The stalls under `glXSwapBuffers` in that trace are desired and expected: you don't want your application to run ahead and request draw 1000 frames of the same time in the game, when it will take a minute to render them all, so the driver stalls you when a whole frame is already queued up for rendering and not started rendering yet. 

If you want to see exactly where in the compiled code a wait occurred, you can use `perf annotate`: 


[[!format txt """
perf annotate _mesa_meta_clear
"""]]

## Some common problems to find


#### A lot of CPU time spent in _mesa_ReadPixels() or _mesa_GetTexImage

glReadPixels() and glGetTexImage() are slow.  Do almost anything you can to avoid them.  Before gen6 (Sandybridge), these reads occur at between 10MB/sec and 40MB/sec.  On LLC-coherent hardware like Sandybridge and later, we can get them up to about 1GB/sec, but they still imply synchronization with the GPU. 

PBOs, in limited cases, may be a win if you can delay mapping the PBO until later.  Note that if you're memcopying out of the PBO, there's an extra copy that's happened compared to a non-PBO readpixels (since we have to blit to the PBO to snapshot the data and to untile it).  To get the blit path, the requested format has to match the framebuffer's format -- see `_mesa_format_matches_format_and_type()` for the actual test, and `GL_OES_read_format` for a way to request what the right format ought to be. 


#### A lot of CPU time spent in brw_validate_state()

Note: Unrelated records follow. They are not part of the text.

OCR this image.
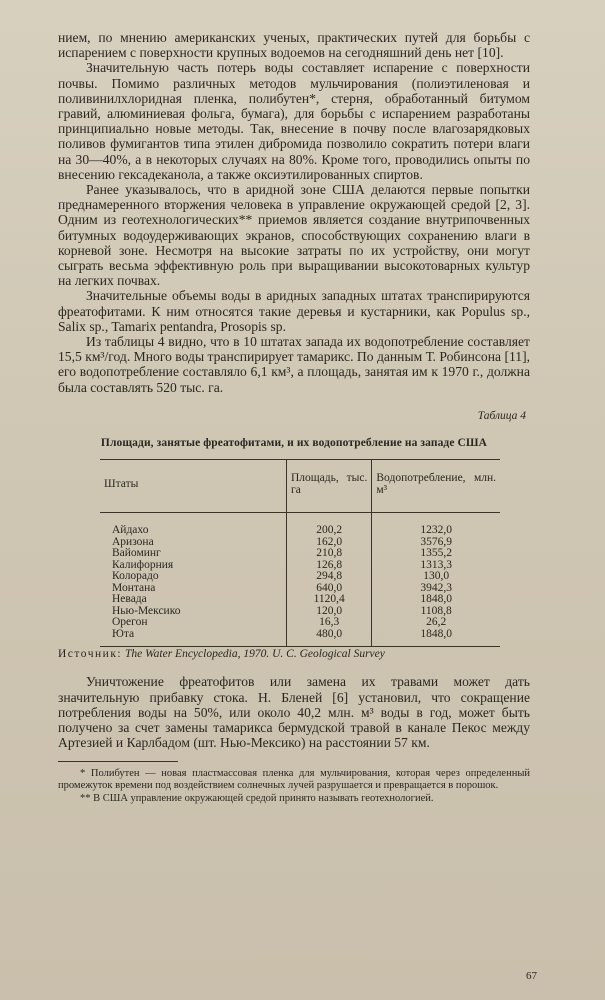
нием, по мнению американских ученых, практических путей для борьбы с испарением с поверхности крупных водоемов на сегодняшний день нет [10].

Значительную часть потерь воды составляет испарение с поверхности почвы. Помимо различных методов мульчирования (полиэтиленовая и поливинилхлоридная пленка, полибутен*, стерня, обработанный битумом гравий, алюминиевая фольга, бумага), для борьбы с испарением разработаны принципиально новые методы. Так, внесение в почву после влагозарядковых поливов фумигантов типа этилен дибромида позволило сократить потери влаги на 30—40%, а в некоторых случаях на 80%. Кроме того, проводились опыты по внесению гексадеканола, а также оксиэтилированных спиртов.

Ранее указывалось, что в аридной зоне США делаются первые попытки преднамеренного вторжения человека в управление окружающей средой [2, 3]. Одним из геотехнологических** приемов является создание внутрипочвенных битумных водоудерживающих экранов, способствующих сохранению влаги в корневой зоне. Несмотря на высокие затраты по их устройству, они могут сыграть весьма эффективную роль при выращивании высокотоварных культур на легких почвах.

Значительные объемы воды в аридных западных штатах транспирируются фреатофитами. К ним относятся такие деревья и кустарники, как Populus sp., Salix sp., Tamarix pentandra, Prosopis sp.

Из таблицы 4 видно, что в 10 штатах запада их водопотребление составляет 15,5 км³/год. Много воды транспирирует тамарикс. По данным Т. Робинсона [11], его водопотребление составляло 6,1 км³, а площадь, занятая им к 1970 г., должна была составлять 520 тыс. га.

Таблица 4
Площади, занятые фреатофитами, и их водопотребление на западе США
Штаты	Площадь, тыс. га	Водопотребление, млн. м³
Айдахо	200,2	1232,0
Аризона	162,0	3576,9
Вайоминг	210,8	1355,2
Калифорния	126,8	1313,3
Колорадо	294,8	130,0
Монтана	640,0	3942,3
Невада	1120,4	1848,0
Нью-Мексико	120,0	1108,8
Орегон	16,3	26,2
Юта	480,0	1848,0

Источник: The Water Encyclopedia, 1970. U. C. Geological Survey

Уничтожение фреатофитов или замена их травами может дать значительную прибавку стока. Н. Бленей [6] установил, что сокращение потребления воды на 50%, или около 40,2 млн. м³ воды в год, может быть получено за счет замены тамарикса бермудской травой в канале Пекос между Артезией и Карлбадом (шт. Нью-Мексико) на расстоянии 57 км.

* Полибутен — новая пластмассовая пленка для мульчирования, которая через определенный промежуток времени под воздействием солнечных лучей разрушается и превращается в порошок.

** В США управление окружающей средой принято называть геотехнологией.

67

This is the computation of GL state to hardware state on Gen4 hardware.  On previous generations, as each OpenGL call is made we would compute the updated hardware state and queue it to be emitted.  Now, we queue up all hardware updates and only calculate the updated hardware state when we do drawing.  This helps avoid extra computation for common OpenGL idioms like functions popping their state on exit.  However, the flagging of what hardware state needs to be recomputed is handled by a limited number of state flags -- the strips and fans unit says that it needs to be recomputed for any change of viewport, scissor, or drawbuffers state, for example.  Some stages may indicate that they need recalculation when another stage changes.  There are plenty of places here for innocuous GL or driver state changes to cascade recomputation.  There's a tool for looking into this: run your program with `INTEL_DEBUG=state` in the environment.  You'll get a dump of how many times each state flag was set when drawing occurred.  This can help narrow down why CPU was used in state validation.  Note that for every BRW_NEW_CONTEXT we re-flag all state, and BRW_NEW_BATCH triggers a significant subset of those as well.  So things triggering pipeline flushes (`glFlush`, `glFinish`, `glReadPixels`, or most anything reporting access of busy BOs under `INTEL_DEBUG=perf`) will cause a lot of recomputation to occur. 

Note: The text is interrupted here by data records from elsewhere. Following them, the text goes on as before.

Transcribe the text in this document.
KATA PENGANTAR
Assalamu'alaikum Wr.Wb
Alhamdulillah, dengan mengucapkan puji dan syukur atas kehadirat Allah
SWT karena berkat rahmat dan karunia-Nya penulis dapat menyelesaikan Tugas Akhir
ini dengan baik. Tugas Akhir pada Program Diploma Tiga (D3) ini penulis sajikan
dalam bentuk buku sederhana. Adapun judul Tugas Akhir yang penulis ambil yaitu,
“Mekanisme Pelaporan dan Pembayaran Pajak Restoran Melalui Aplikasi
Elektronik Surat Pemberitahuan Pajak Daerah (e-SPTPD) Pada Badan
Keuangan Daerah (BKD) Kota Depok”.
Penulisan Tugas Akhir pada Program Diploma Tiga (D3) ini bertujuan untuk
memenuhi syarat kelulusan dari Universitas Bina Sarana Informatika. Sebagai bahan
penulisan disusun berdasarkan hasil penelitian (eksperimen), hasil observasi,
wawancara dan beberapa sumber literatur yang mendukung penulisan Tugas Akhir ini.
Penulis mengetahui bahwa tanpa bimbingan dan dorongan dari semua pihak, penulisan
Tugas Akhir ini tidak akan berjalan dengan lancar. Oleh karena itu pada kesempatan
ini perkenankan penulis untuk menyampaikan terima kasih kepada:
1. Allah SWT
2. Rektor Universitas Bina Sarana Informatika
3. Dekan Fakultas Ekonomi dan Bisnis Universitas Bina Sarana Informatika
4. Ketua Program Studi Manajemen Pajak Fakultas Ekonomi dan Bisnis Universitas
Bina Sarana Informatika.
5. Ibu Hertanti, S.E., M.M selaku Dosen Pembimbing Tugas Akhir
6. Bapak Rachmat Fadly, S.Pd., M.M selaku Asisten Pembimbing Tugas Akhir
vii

#### A lot of CPU time is spent in drm_clflush_pages()

This usually means that buffers are getting evicted from the aperture -- it's found as a descendent of `evict_something()`, or being brought back into the aperture at `i915_gem_execbuffer()` time.  Try tuning the graphics memory usage of the application at this point.  Be sure to free unused GL objects -- freed textures and buffer objects get put back in the BO cache so that their memory never has to be evicted before being reused. 

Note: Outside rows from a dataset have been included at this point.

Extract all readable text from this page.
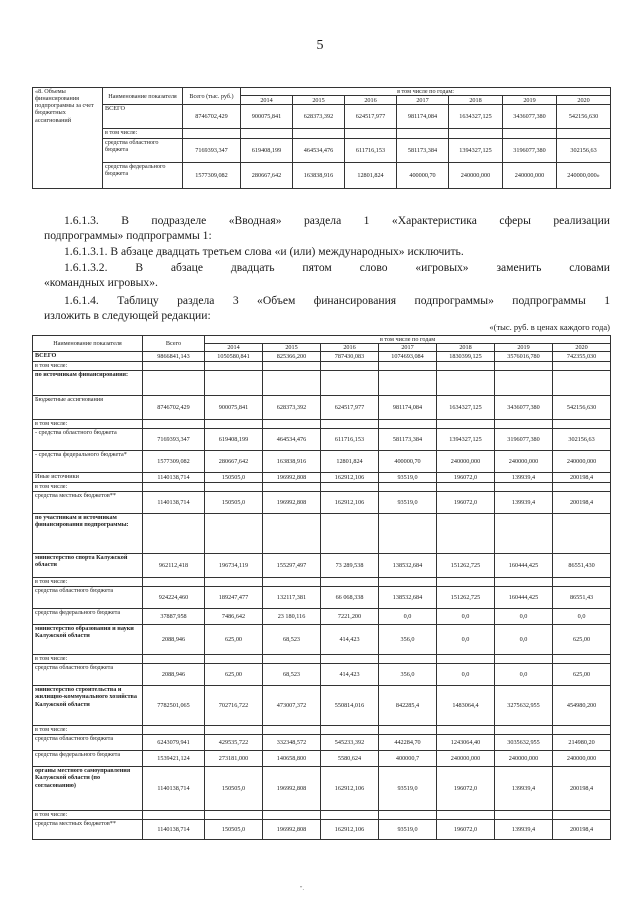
5
«8. Объемы финансирования подпрограммы за счет бюджетных ассигнований	Наименование показателя	Всего (тыс. руб.)	в том числе по годам:						
			2014	2015	2016	2017	2018	2019	2020
	ВСЕГО	8746702,429	900075,841	628373,392	624517,977	981174,084	1634327,125	3436077,380	542156,630
	в том числе:								
	средства областного бюджета	7169393,347	619408,199	464534,476	611716,153	581173,384	1394327,125	3196077,380	302156,63
	средства федерального бюджета	1577309,082	280667,642	163838,916	12801,824	400000,70	240000,000	240000,000	240000,000»
1.6.1.3. В подразделе «Вводная» раздела 1 «Характеристика сферы реализации
подпрограммы» подпрограммы 1:
1.6.1.3.1. В абзаце двадцать третьем слова «и (или) международных» исключить.
1.6.1.3.2. В абзаце двадцать пятом слово «игровых» заменить словами
«командных игровых».
1.6.1.4. Таблицу раздела 3 «Объем финансирования подпрограммы» подпрограммы 1
изложить в следующей редакции:
«(тыс. руб. в ценах каждого года)
Наименование показателя	Всего	в том числе по годам						
		2014	2015	2016	2017	2018	2019	2020
ВСЕГО	9866841,143	1050580,841	825366,200	787430,083	1074693,084	1830399,125	3576016,780	742355,030
в том числе:								
по источникам финансирования:								
Бюджетные ассигнования	8746702,429	900075,841	628373,392	624517,977	981174,084	1634327,125	3436077,380	542156,630
в том числе:								
- средства областного бюджета	7169393,347	619408,199	464534,476	611716,153	581173,384	1394327,125	3196077,380	302156,63
- средства федерального бюджета*	1577309,082	280667,642	163838,916	12801,824	400000,70	240000,000	240000,000	240000,000
Иные источники	1140138,714	150505,0	196992,808	162912,106	93519,0	196072,0	139939,4	200198,4
в том числе:								
средства местных бюджетов**	1140138,714	150505,0	196992,808	162912,106	93519,0	196072,0	139939,4	200198,4
по участникам и источникам финансирования подпрограммы:								
министерство спорта Калужской области	962112,418	196734,119	155297,497	73 289,538	138532,684	151262,725	160444,425	86551,430
в том числе:								
средства областного бюджета	924224,460	189247,477	132117,381	66 068,338	138532,684	151262,725	160444,425	86551,43
средства федерального бюджета	37887,958	7486,642	23 180,116	7221,200	0,0	0,0	0,0	0,0
министерство образования и науки Калужской области	2088,946	625,00	68,523	414,423	356,0	0,0	0,0	625,00
в том числе:								
средства областного бюджета	2088,946	625,00	68,523	414,423	356,0	0,0	0,0	625,00
министерство строительства и жилищно-коммунального хозяйства Калужской области	7782501,065	702716,722	473007,372	550814,016	842285,4	1483064,4	3275632,955	454980,200
в том числе:								
средства областного бюджета	6243079,941	429535,722	332348,572	545233,392	442284,70	1243064,40	3035632,955	214980,20
средства федерального бюджета	1539421,124	273181,000	140658,800	5580,624	400000,7	240000,000	240000,000	240000,000
органы местного самоуправления Калужской области (по согласованию)	1140138,714	150505,0	196992,808	162912,106	93519,0	196072,0	139939,4	200198,4
в том числе:								
средства местных бюджетов**	1140138,714	150505,0	196992,808	162912,106	93519,0	196072,0	139939,4	200198,4
".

#### A lot of CPU time is spent in drm_intel_bo_exec()

If the caller of `drm_intel_bo_exec` is `require_space`, then you've just accumulated enough state updates that it's time to flush the batchbuffer.  Generally for busy applications this can take up 10% or so of the time, as the kernel has to do a bunch of validation and preparation to get the batchbuffer ready for submission.  If it's taking more than that, a descendent is usually `drm_clflush_pages()` above.